Quelques réflexions à propos du prochain séminaire sur ce thème.

 

Comment et pourquoi le problème se pose.

 

            La deuxième guerre mondiale marque l’apogée d’une situation qui a prévalu tout au long des siècles passés : la Nation s’est forgée par les armes, le soldat a longtemps été « l’ultima ratio regis », les armées constituaient l’ultime garant de l’existence même de la Nation dont la vie ou la mort dépendaient de l’art du stratège et du courage du soldat. Le général vainqueur était honoré, le soldat mort au combat était un héros et non une victime, la guerre décidait du sort de la Patrie.

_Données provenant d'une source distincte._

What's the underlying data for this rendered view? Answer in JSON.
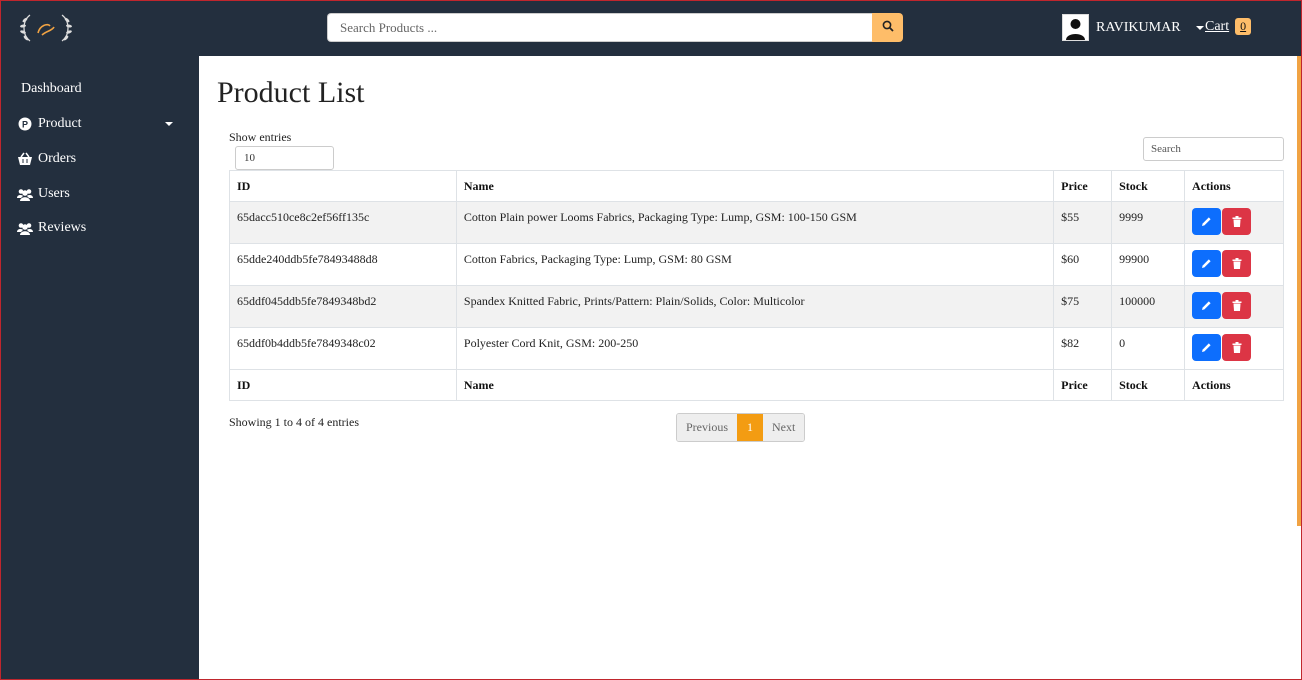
{
  "header": {
    "search_placeholder": "Search Products ...",
    "username": "RAVIKUMAR",
    "cart_label": "Cart",
    "cart_count": "0"
  },
  "sidebar": {
    "items": [
      {
        "label": "Dashboard",
        "icon": ""
      },
      {
        "label": "Product",
        "icon": "product-p-icon"
      },
      {
        "label": "Orders",
        "icon": "basket-icon"
      },
      {
        "label": "Users",
        "icon": "users-icon"
      },
      {
        "label": "Reviews",
        "icon": "users-icon"
      }
    ]
  },
  "main": {
    "title": "Product List",
    "show_entries_label": "Show entries",
    "entries_value": "10",
    "search_placeholder": "Search",
    "columns": [
      "ID",
      "Name",
      "Price",
      "Stock",
      "Actions"
    ],
    "rows": [
      {
        "id": "65dacc510ce8c2ef56ff135c",
        "name": "Cotton Plain power Looms Fabrics, Packaging Type: Lump, GSM: 100-150 GSM",
        "price": "$55",
        "stock": "9999"
      },
      {
        "id": "65dde240ddb5fe78493488d8",
        "name": "Cotton Fabrics, Packaging Type: Lump, GSM: 80 GSM",
        "price": "$60",
        "stock": "99900"
      },
      {
        "id": "65ddf045ddb5fe7849348bd2",
        "name": "Spandex Knitted Fabric, Prints/Pattern: Plain/Solids, Color: Multicolor",
        "price": "$75",
        "stock": "100000"
      },
      {
        "id": "65ddf0b4ddb5fe7849348c02",
        "name": "Polyester Cord Knit, GSM: 200-250",
        "price": "$82",
        "stock": "0"
      }
    ],
    "info_text": "Showing 1 to 4 of 4 entries",
    "pagination": {
      "previous": "Previous",
      "current": "1",
      "next": "Next"
    }
  },
  "colors": {
    "nav_bg": "#232f3e",
    "accent": "#febd69",
    "edit": "#0d6efd",
    "delete": "#dc3545",
    "page_active": "#f39c12"
  }
}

Bien au-delà de leurs fonctions militaires, de nombreux généraux siégeaient tout naturellement dans les institutions nationales les plus éminentes. La carrière militaire proposait un ascenseur social envié. Le lien entre le soldat et la société était naturel et solide, et la Nation était naturellement proche de son armée sur qui reposait ultimement son destin.

            La guerre froide et la dissuasion nucléaire, dont le service militaire obligatoire constituait, à travers les appelés du contingent, la composante humaine, a ensuite caractérisé le cadre de défense de la France, de l’Europe, et de l’Alliance Atlantique. Le caractère très heureusement resté virtuel de la dissuasion et le face à face inentamé des armées rouge et alliées, s’ajoutant aux derniers soubresauts douloureux des guerres de décolonisation d’Indochine et surtout d’Algérie, ont alors commencé à distendre le lien existentiel entre l’armée et la Nation.

            La fin de la guerre froide et le dégel géopolitique qui s’en est suivi, avec ses conséquences logiques qu’ont été la mise en sommeil du service militaire obligatoire et la professionnalisation de nos forces armées, ont depuis lors largement aggravé cette tendance. De très profonds bouleversements ont accéléré la transformation en profondeur de nos sociétés françaises, européennes et euroatlantiques. La mondialisation de l’économie, les progrès et les crises qu’elle a suscités et continue d’engendrer confortent nos opinions publiques dans l’idée que l’identité nationale n’est désormais plus garantie par le soldat, mais bien plutôt par le chef d’entreprise, et n’est plus symbolisée par l’armée mais par certaines élites de la société civile, que leurs émanations soient des personnalités politiques , syndicales, ou médiatiques, des sportifs, des stars du spectacle, des juges internationaux, ou des chercheurs prix Nobel.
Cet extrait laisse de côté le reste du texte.